Refinancing your student loans if you didn’t graduate isn’t always the best choice. Once you research loan offers, you may find that a student loan refinance doesn’t add up in your favor.
These are some other options:
- Modify your federal student loans. Retain the protections of federal student loans, but change your payment terms. You could switch to an income-driven repayment plan or extend your terms from 10 years to 25 years.
- Ask your lender for flexibility. Your lender may be able to offer temporary assistance, such as forbearance, a lower interest rate, interest-only payments or other flexible terms, especially if you can demonstrate a hardship.

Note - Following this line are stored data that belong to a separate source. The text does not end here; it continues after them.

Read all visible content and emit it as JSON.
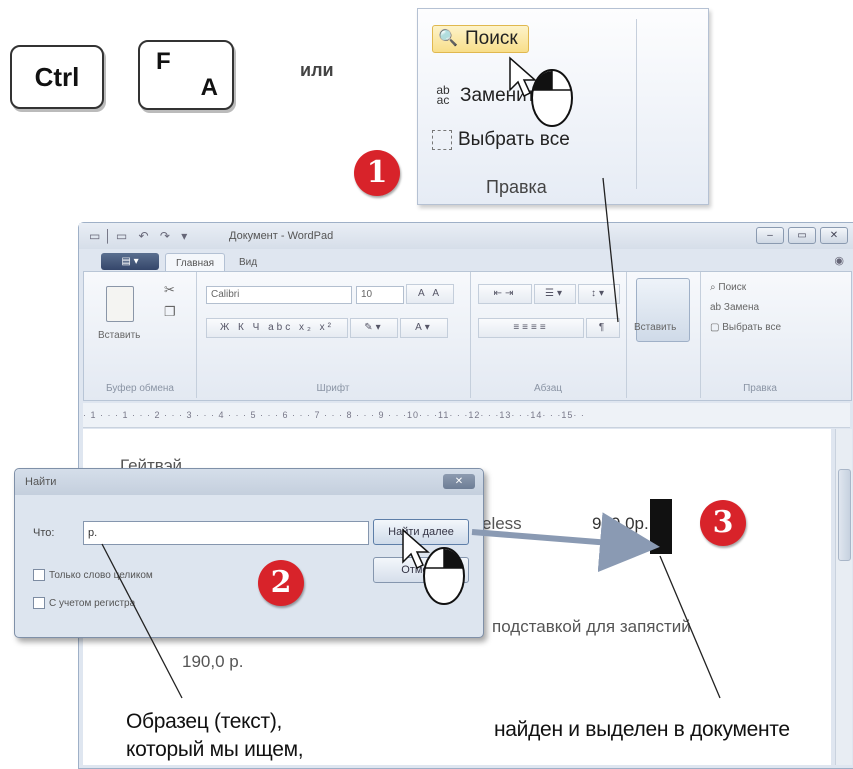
{
  "keys": {
    "ctrl": "Ctrl",
    "f_top": "F",
    "f_bottom": "A",
    "or": "или"
  },
  "badges": [
    "1",
    "2",
    "3"
  ],
  "edit_panel": {
    "search": "Поиск",
    "replace": "Заменить",
    "select_all": "Выбрать все",
    "group": "Правка"
  },
  "wordpad": {
    "title": "Документ - WordPad",
    "tabs": [
      "Главная",
      "Вид"
    ],
    "groups": {
      "clipboard": "Буфер обмена",
      "font": "Шрифт",
      "paragraph": "Абзац",
      "edit": "Правка"
    },
    "paste": "Вставить",
    "font_name": "Calibri",
    "font_size": "10",
    "insert_object": "Вставить",
    "edit_items": [
      "Поиск",
      "Замена",
      "Выбрать все"
    ],
    "ruler": "· 1 · · · 1 · · · 2 · · · 3 · · · 4 · · · 5 · · · 6 · · · 7 · · · 8 · · · 9 · · ·10· · ·11· · ·12· · ·13· · ·14· · ·15· ·",
    "doc_lines": {
      "line1": "Гейтвэй",
      "line2_tail": "eless",
      "price1": "990,0р.",
      "line3_tail": "подставкой для запястий",
      "price2": "190,0 р."
    }
  },
  "find_dialog": {
    "title": "Найти",
    "what_label": "Что:",
    "what_value": "р.",
    "find_next": "Найти далее",
    "cancel": "Отмена",
    "whole_word": "Только слово целиком",
    "match_case": "С учетом регистра"
  },
  "captions": {
    "sample_line1": "Образец (текст),",
    "sample_line2": "который мы ищем,",
    "found": "найден и выделен в документе"
  }
}
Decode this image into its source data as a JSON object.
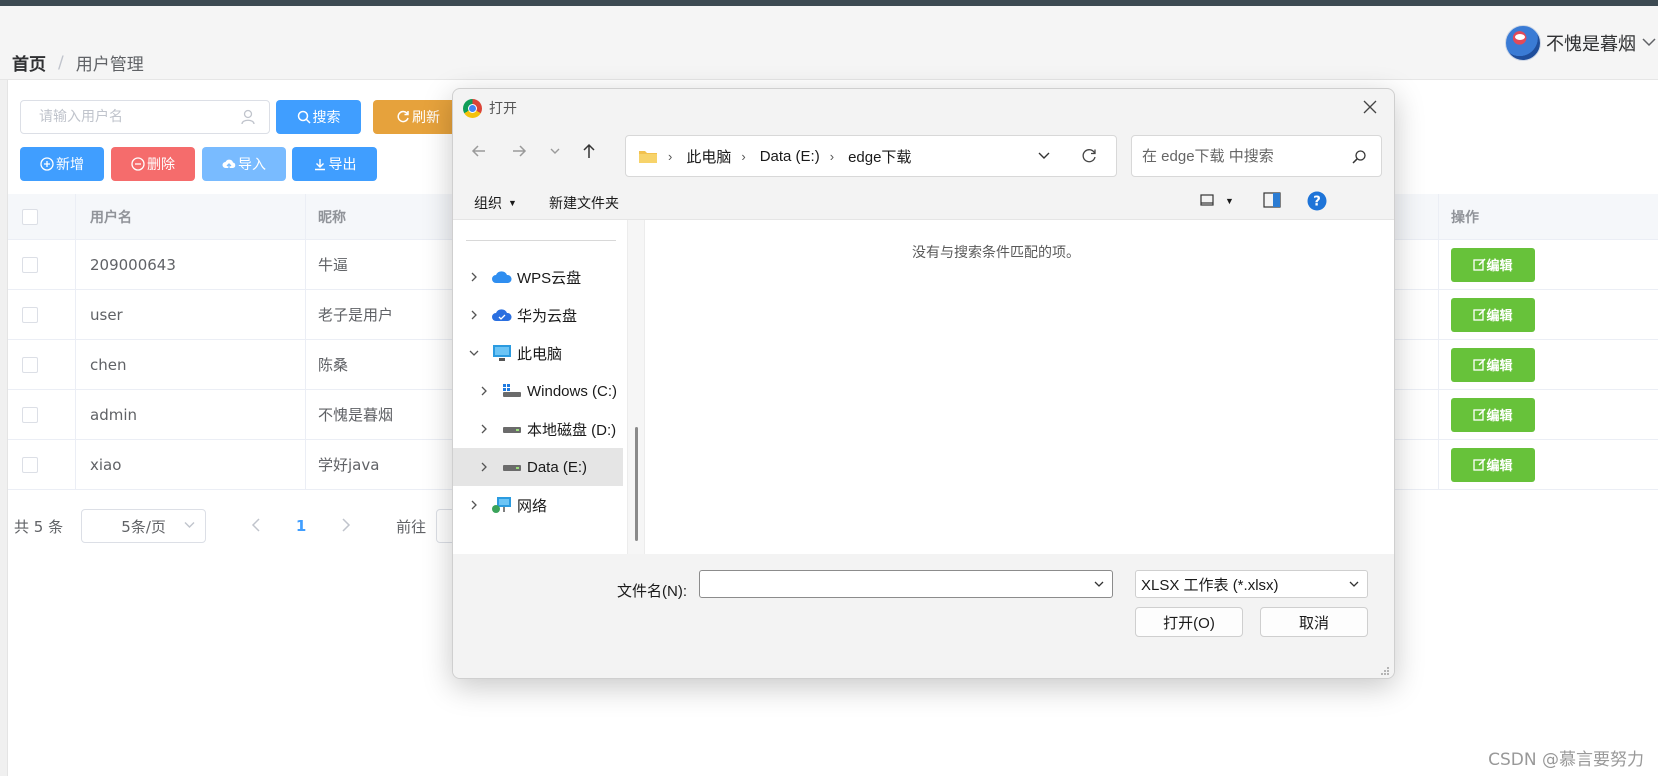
{
  "breadcrumb": {
    "home": "首页",
    "separator": "/",
    "current": "用户管理"
  },
  "user": {
    "name": "不愧是暮烟"
  },
  "toolbar": {
    "search_placeholder": "请输入用户名",
    "search_label": "搜索",
    "refresh_label": "刷新",
    "add_label": "新增",
    "delete_label": "删除",
    "import_label": "导入",
    "export_label": "导出"
  },
  "table": {
    "columns": {
      "username": "用户名",
      "nickname": "昵称",
      "actions": "操作"
    },
    "edit_label": "编辑",
    "rows": [
      {
        "username": "209000643",
        "nickname": "牛逼"
      },
      {
        "username": "user",
        "nickname": "老子是用户"
      },
      {
        "username": "chen",
        "nickname": "陈桑"
      },
      {
        "username": "admin",
        "nickname": "不愧是暮烟"
      },
      {
        "username": "xiao",
        "nickname": "学好java"
      }
    ]
  },
  "pagination": {
    "total": "共 5 条",
    "page_size": "5条/页",
    "current_page": "1",
    "goto": "前往"
  },
  "dialog": {
    "title": "打开",
    "path": [
      "此电脑",
      "Data (E:)",
      "edge下载"
    ],
    "search_placeholder": "在 edge下载 中搜索",
    "organize": "组织",
    "new_folder": "新建文件夹",
    "nav_tree": [
      {
        "label": "WPS云盘",
        "icon": "cloud-icon",
        "expanded": false
      },
      {
        "label": "华为云盘",
        "icon": "cloud-icon",
        "expanded": false
      },
      {
        "label": "此电脑",
        "icon": "computer-icon",
        "expanded": true
      },
      {
        "label": "Windows (C:)",
        "icon": "drive-icon",
        "expanded": false
      },
      {
        "label": "本地磁盘 (D:)",
        "icon": "drive-icon",
        "expanded": false
      },
      {
        "label": "Data (E:)",
        "icon": "drive-icon",
        "expanded": false,
        "selected": true
      },
      {
        "label": "网络",
        "icon": "network-icon",
        "expanded": false
      }
    ],
    "empty_message": "没有与搜索条件匹配的项。",
    "filename_label": "文件名(N):",
    "filename_value": "",
    "filetype": "XLSX 工作表 (*.xlsx)",
    "open_label": "打开(O)",
    "cancel_label": "取消"
  },
  "watermark": "CSDN @慕言要努力",
  "colors": {
    "primary": "#409eff",
    "warning": "#e6a23c",
    "danger": "#f56c6c",
    "success": "#67c23a"
  }
}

- Apply for forgiveness or discharge programs. You may be eligible for a closed school discharge or Public Service Loan Forgiveness, which doesn’t require a degree.
- Use employer-sponsored student loan repayment benefits. Generally, you can take advantage of these whether or not you graduated, Farrington says.
- Pay off the highest-rate loan first. Pursue forbearance or other assistance, Miller says, to lower your federal student loan payments and devote more of your budget to paying down higher-rate private loans.
- Think about going back to school. If you enroll at least half-time, you can put your loans in deferment and complete your degree to increase your earnings. Just be sure the cost is worth the outcome, Farrington says.
- Consult an expert. You might need advice that goes beyond what a lender’s customer service agent can offer. Assistance from a student loan consultant can help you understand your options.